Die SPD-Politikerin und praktische Ärztin Sabine Dittmar sprach davon, dass es »unerträglich und unerklärlich« sei, Bilder von vollen Fußballstadien zu sehen, wenn gleichzeitig Coronapatienten per Hubschrauber in andere Kliniken verlegt werden müssten. Man wolle deshalb auch zeitnah eine Debatte über eine allgemeine Impfpflicht führen. Bei der einrichtungsbezogenen Impfpflicht gehe es um eine Güterabwägung. Dittmar verwies darauf, dass sich hilfsbedürftige Menschen etwa in Pflegeheimen nicht aussuchen könnten, von wem sie behandelt würden. Eine hohe Impfquote in diesen Einrichtungen sei unabdingbar.
Stephan Stracke (CSU) warf der Ampel vor, mit den Änderungen am Infektionsschutzgesetz Lücken schließen zu wollen, die sie selbst aufgerissen habe. Das Mittel der Wahl zur Bekämpfung der Pandemie bleibe die epidemische Lage von nationaler Tragweite, die die Ampel aber habe auslaufen lassen. Die Ampel hätte »zu spät und zu wenig« reagiert. Das sei »keine effektive Pandemiebekämpfung«. Stracke kritisierte außerdem, dass in den geplanten Änderungen am Infektionsschutzgesetz kein Pflegebonus enthalten sei.
Maria Klein-Schmeink von der Grünenfraktion gab sich enttäuscht von der Union. Sie habe erwartet, dass man versuche, gemeinsam aus der schwierigen Situation zu kommen. »Es ist enttäuschend, dass Sie von Versäumnissen reden, aber nicht darüber, was getan werden könne, um die Situation zu verbessern«, sagte Schmeink. Es gehe darum, jetzt die richtigen Antworten zu finden. »Das können wir nur gemeinsam.« Man wolle mit dem neuen Infektionsschutzgesetz konkrete Vorschläge machen, wie man mit dem Impfen vorankomme. Es brauche auch die einrichtungsbezogene Impfpflicht.

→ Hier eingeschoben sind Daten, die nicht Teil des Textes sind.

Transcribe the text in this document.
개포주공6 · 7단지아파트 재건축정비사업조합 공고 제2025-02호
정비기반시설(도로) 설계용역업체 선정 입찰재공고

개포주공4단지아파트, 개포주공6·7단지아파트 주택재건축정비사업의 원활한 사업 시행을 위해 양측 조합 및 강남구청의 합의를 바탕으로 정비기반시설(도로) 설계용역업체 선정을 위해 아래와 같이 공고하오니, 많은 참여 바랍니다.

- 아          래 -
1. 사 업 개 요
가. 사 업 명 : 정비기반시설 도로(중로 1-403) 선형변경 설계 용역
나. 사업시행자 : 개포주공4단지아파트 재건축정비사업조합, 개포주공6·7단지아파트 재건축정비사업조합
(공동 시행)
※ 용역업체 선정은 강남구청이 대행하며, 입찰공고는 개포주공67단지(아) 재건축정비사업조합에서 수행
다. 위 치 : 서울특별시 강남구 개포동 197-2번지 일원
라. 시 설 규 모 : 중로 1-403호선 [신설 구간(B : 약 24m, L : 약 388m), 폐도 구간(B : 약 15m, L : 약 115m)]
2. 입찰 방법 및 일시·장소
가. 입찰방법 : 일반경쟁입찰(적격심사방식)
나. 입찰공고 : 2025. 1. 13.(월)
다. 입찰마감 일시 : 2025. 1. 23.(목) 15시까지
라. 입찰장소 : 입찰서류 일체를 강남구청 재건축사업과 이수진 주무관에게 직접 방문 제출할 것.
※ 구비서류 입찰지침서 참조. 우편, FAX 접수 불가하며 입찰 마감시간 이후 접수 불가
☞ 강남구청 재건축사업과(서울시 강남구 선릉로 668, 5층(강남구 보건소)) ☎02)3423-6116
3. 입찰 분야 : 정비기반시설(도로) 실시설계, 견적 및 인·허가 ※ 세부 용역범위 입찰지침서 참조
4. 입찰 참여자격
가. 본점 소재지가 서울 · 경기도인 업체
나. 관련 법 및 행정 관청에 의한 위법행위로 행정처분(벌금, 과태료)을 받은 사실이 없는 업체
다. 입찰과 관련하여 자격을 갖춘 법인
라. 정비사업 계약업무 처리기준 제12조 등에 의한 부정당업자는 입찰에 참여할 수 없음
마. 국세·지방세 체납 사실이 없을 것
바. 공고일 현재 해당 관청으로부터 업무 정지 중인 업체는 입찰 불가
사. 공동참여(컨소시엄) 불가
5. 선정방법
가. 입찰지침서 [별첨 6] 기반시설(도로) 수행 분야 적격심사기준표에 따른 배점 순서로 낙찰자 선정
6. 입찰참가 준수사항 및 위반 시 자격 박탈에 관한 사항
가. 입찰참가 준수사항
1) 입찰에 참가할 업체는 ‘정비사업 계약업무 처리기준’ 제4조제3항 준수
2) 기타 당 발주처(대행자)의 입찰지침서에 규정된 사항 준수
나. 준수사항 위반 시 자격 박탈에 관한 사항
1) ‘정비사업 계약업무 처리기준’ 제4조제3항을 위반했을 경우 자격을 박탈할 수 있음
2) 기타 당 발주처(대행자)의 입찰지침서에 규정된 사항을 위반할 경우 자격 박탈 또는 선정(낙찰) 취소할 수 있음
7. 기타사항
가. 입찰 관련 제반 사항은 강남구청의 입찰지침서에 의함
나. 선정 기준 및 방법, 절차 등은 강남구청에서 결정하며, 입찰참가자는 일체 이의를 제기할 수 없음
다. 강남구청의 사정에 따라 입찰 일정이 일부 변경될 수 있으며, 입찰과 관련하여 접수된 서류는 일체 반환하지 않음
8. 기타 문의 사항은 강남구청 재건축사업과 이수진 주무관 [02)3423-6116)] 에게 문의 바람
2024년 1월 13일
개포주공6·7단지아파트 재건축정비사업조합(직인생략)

Linkenpolitikerin Susanne Ferschl stimmte der Ampel zu, dass über einrichtungsbezogene Impfpflicht diskutiert werden müsse, allerdings sorgsam. Es gehe um die Pflegekräfte, die seit Langem den Kopf hinhalten müssten. Man solle endlich das Problem des Personalmangels und der Arbeitsbedingungen angehen. Auch Ferschl kritisierte, dass die Ampelparteien in der dramatischen Situation zu lange mit der Bildung einer Koalition beschäftigt gewesen seien. Nicht nur die Pandemie habe einen neuen Höhepunkt erreicht, sondern auch die Planlosigkeit der Verantwortlichen im Umgang mit der Pandemie.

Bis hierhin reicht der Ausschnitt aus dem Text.